Judge Thomas Vanaskie, a member of the en banc panel that heard the Christie II case, stated in his dissent that PASPA went against the United States’ ideas on federalism by “dictating the manner in which states must enforce a federal law.” He said that PASPA was “effectively command[ing] the States to maintain and enforce existing gambling prohibitions.
PASPA’s proponents will argue that the federal government has the right to protect its citizens from vices and harmful activity. But when a federal ban is enacted without laying out a course of action with viable options for the states to choose from, it is a violation of the Constitution of the United States of America.
“The preemptive force of federal law does not authorize Congress to prohibit State action whenever and however it desires,” said West Virginia Solicitor General, Elbert Lin. “if Congress enacts a federal regime for which it takes clear responsibility, it may expressly preempt contrary State action to protect that regime. But if Congress simply prohibits State action in the absence of an existing federal scheme, it is unlawfully commandeering the states to enact federal policy.”
This federal ban not only keeps states from enacting the desires of its residents (commandeering their actions), it also violates the states’ sovereignty, as it prevents them from repealing their own laws as well. This takes away any choice that the state would have, making it a clear (in New Jersey’s opinion) violation of the Tenth Amendment.
The state will also argue that the federal government is showing preferential treatment to certain states over others. Their argument is that Nevada has a monopoly on gambling in the US, a multi-billion dollar industry. New Jersey will argue that the federal government showing preferential treatment to Nevada and other grandfathered states, violates Equal Protection, as it costs 46 states the ability to generate revenue in a similar manner.
The Plausibility Of An Outcome in New Jersey’s Favor
Even though the state has been turned down by every other court for sports betting in New Jersey, they actually have a pretty good shot at succeeding in the Supreme Court. Not only do they have a case that has piqued the interest of at least four justices (that is what is needed to have cert granted), it also has statistics on its side. In 2016, SCOTUS overturned 83% of lower court rulings. So really, New Jersey’ losing record is an advantage.
In addition to this, PASPA has been given the side eye by at least one sitting Justice (Ruth Bader Ginsburg), as well as by a former Justice (John Paul Stevens). PASPA’s selective enforcement in the US and the questionable viability of a federal gambling ban under the expanded reach of state sovereignty might not be able to stand up under actual arguments, rather than its wavering longevity under passing scrutiny.
Finally, SCOTUS has a slight conservative edge, with five of the nine justices affiliated with the Republican Party. This conservative ideology could be what New Jersey needs to strike down PASPA and restore states’ rights.
Working against them though is the fact that SCOTUS hasn’t overturned a federal ban under a Tenth Amendment violation since last century. In 55 years, there have only been two cases that have been successful on this front, in 1992 and in 1998.
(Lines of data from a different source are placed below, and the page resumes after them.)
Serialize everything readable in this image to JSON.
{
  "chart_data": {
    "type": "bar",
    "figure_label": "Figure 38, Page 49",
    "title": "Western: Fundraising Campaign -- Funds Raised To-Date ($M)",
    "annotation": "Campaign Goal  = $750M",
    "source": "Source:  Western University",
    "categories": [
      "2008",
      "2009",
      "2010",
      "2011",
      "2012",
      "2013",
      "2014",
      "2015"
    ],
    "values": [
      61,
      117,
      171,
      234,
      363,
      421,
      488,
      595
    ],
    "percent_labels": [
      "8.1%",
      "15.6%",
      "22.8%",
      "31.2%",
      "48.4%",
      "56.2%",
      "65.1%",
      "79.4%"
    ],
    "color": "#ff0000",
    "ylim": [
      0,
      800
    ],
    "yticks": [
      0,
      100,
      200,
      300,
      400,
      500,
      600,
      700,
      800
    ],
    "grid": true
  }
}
That being said, the rulings in these two cases can work to New Jersey’s benefit. In 1992, Sandra Day O’Connor wrote for the majority and stated that “Congress cannot directly compel states to enforce federal regulations.” In 1998, it was Antonin Scalia who wrote the decision. “Forced participation of the state’s executive [powers] in the actual administration of a federal program…is unconstitutional.” PASPA does both.
In all, New Jersey does have a viable chance to win their case. It just needs to be argued expertly.